THE islanders are descendants of sailors who took part in the Mutiny on the Bounty in 1790.
Pitcairn was colonised by nine mutinous sailors from the crew of the Bounty led by Fletcher Christian.
They arrived from Tahiti along with 18 Polynesians.
Their story has been retold a number of times on the silver screen, including in the 1962 film Mutiny on the Bounty starring Marlon Brando and Trevor Howard.
Since 2004 a social worker has been paid for on the island, which is less than three miles wide, after a sex scandal was exposed involving six men, including the former mayor, being charged with the rape of children as young as seven.
Seven men living on the island and six living abroad would be charged with sexual activity with children.
This accounted for almost a third of the island's male population.
In 2010 the mayor of the Island was charged with 25 counts of possessing indecent images of children and following these two scnadals any child under 16 wishing to visit the island must make an "entry clearance application".
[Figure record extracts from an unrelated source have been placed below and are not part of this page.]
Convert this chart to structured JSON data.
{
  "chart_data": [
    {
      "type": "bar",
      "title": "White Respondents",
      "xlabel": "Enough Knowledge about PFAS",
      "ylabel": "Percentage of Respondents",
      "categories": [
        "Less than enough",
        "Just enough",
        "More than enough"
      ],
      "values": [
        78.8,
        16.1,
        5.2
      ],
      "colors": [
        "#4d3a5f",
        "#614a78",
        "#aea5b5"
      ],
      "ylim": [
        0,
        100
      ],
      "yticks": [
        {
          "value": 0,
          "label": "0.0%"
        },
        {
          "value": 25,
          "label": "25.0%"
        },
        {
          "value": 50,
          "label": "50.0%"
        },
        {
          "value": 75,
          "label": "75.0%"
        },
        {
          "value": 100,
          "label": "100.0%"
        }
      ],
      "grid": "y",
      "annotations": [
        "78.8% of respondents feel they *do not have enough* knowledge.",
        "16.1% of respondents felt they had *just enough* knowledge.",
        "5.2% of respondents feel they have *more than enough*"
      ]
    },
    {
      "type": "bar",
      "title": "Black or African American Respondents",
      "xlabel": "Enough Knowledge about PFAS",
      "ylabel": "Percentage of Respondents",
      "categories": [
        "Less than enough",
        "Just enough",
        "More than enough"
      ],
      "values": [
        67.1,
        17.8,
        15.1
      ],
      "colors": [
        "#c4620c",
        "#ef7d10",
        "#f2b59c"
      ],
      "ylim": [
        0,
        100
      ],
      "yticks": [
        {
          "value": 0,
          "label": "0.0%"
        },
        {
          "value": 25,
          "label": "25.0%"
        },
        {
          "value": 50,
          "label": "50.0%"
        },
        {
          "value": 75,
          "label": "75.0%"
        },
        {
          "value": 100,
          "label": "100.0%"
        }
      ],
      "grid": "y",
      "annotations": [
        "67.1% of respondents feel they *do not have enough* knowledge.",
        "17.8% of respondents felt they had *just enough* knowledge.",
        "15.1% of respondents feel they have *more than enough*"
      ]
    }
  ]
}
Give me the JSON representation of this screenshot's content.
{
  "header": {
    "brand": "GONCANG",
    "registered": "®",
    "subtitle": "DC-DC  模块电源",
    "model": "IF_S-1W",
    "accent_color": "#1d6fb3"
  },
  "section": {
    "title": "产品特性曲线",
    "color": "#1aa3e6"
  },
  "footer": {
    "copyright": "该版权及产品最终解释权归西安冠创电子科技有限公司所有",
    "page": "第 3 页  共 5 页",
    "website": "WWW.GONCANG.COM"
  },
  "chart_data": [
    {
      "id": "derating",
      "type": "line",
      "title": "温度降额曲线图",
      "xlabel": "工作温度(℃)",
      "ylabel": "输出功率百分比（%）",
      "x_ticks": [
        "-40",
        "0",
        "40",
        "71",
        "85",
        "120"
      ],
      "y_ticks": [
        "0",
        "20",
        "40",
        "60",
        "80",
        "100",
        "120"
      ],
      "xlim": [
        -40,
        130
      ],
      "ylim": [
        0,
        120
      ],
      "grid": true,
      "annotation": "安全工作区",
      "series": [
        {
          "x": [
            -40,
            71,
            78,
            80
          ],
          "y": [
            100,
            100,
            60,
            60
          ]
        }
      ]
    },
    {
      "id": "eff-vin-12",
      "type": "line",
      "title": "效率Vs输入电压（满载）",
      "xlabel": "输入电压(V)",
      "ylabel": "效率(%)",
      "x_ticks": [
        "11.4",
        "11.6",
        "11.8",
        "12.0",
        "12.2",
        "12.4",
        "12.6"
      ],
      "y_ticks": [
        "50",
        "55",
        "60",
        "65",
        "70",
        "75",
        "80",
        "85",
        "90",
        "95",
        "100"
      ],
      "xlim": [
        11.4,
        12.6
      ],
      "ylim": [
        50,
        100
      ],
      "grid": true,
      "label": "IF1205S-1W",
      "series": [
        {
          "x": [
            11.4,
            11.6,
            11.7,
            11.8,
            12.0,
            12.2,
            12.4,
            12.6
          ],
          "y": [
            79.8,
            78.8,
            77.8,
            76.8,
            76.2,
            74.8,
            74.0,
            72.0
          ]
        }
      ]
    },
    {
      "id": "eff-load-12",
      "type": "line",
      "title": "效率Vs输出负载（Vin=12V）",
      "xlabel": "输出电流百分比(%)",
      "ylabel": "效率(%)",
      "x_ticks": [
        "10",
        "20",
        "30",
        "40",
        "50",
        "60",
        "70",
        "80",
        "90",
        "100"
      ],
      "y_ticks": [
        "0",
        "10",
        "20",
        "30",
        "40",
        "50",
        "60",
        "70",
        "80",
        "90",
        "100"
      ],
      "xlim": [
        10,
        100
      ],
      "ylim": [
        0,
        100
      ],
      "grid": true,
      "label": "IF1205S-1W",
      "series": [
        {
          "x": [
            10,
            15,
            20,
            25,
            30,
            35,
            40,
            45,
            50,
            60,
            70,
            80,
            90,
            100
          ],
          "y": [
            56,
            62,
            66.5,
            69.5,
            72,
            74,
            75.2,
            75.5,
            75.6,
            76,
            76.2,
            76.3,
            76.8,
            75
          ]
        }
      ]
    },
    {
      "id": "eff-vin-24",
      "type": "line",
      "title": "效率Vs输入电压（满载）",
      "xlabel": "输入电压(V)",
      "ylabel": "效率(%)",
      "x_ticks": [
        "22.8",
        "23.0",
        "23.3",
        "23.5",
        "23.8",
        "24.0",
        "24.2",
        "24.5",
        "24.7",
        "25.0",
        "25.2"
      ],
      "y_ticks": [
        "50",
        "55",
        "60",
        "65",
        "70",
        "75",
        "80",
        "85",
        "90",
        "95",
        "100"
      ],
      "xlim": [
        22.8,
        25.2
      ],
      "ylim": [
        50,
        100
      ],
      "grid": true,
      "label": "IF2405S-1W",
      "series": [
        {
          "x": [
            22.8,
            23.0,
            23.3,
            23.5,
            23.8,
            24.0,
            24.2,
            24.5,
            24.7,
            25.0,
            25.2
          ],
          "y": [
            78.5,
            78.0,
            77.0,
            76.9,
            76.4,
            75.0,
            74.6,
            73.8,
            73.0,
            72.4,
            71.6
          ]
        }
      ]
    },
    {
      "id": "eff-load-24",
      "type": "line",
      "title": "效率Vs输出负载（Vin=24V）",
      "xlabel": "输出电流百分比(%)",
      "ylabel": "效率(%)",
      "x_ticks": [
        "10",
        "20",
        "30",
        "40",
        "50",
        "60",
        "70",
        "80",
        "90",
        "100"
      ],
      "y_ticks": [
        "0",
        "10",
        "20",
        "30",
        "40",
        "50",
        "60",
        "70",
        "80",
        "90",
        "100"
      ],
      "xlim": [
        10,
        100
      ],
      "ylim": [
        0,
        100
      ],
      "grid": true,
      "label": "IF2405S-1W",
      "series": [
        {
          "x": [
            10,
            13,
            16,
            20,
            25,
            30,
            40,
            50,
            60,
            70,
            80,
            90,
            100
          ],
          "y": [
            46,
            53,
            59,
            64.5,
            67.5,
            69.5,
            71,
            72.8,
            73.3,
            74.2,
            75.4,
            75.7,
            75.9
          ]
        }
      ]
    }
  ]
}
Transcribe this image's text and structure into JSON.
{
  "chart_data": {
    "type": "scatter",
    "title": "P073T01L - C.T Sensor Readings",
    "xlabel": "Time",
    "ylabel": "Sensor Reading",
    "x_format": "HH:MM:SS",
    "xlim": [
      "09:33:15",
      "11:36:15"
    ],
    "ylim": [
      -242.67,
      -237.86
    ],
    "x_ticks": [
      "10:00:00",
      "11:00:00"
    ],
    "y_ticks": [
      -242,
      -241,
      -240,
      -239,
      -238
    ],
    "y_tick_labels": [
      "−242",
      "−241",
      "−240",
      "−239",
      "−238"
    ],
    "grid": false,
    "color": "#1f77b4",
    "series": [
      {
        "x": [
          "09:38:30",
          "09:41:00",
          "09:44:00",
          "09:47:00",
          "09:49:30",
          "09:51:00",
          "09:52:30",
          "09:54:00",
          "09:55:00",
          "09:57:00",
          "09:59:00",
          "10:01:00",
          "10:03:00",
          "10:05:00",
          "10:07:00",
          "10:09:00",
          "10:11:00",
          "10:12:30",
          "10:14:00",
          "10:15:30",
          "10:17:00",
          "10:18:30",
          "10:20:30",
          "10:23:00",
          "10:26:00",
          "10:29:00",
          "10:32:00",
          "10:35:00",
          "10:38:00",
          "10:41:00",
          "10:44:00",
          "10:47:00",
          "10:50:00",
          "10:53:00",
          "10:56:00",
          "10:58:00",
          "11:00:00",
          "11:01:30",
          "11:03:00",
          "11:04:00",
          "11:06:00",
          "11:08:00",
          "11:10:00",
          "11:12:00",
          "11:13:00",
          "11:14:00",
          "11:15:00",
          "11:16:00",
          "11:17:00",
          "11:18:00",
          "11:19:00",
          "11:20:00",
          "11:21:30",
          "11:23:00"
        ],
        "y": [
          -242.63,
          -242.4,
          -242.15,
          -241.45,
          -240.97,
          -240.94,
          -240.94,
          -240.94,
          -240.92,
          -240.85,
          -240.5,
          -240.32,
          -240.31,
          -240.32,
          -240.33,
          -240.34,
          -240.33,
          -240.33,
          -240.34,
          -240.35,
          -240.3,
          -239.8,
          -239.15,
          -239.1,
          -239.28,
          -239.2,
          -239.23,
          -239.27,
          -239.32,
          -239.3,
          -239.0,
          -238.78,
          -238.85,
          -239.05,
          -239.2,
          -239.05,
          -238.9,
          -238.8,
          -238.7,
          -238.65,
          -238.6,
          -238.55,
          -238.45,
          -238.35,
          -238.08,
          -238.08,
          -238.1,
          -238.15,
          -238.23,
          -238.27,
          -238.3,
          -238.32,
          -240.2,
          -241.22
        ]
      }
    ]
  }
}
The Foreign office does not allow their staff based on the island to take their children with them. Latest estimates for the island's population put it at 49 people.
Archaeologists think the first settlers lived on the island as late as the 15th centuary but over time exhausted natural resources and eventually caused a civil war between the islanders, tragically causing the human populations to die out.
The Pacific islands were then rediscovered by the Portuguese explorer Pedro Fernandes de Queiros sailing for the Spanish crown on 26 January 1606 originally naming Pitcairn La Encarnacion.
The island was renamed by the British after it was spotted by the crew of HMS swallow in 1767. It was named after a 15-year-old Midshipman, Robert Pitcairn, who was the first to spot the island. Pitcairn was properly settled by some of the mutiners from HMS bounty in 1790.
The mutiny occured when angry crew set their captain, William Bligh adrift on 28 April 1789 in the south Pacific and the island was settled again the following year Another five years would pass before the settlers would see another ship from the island but it did not approach.
Pitcairn became a British Colony in 1838 and was eventually converted to the Seventh-day Adventist branch of Christianity druing the centuary.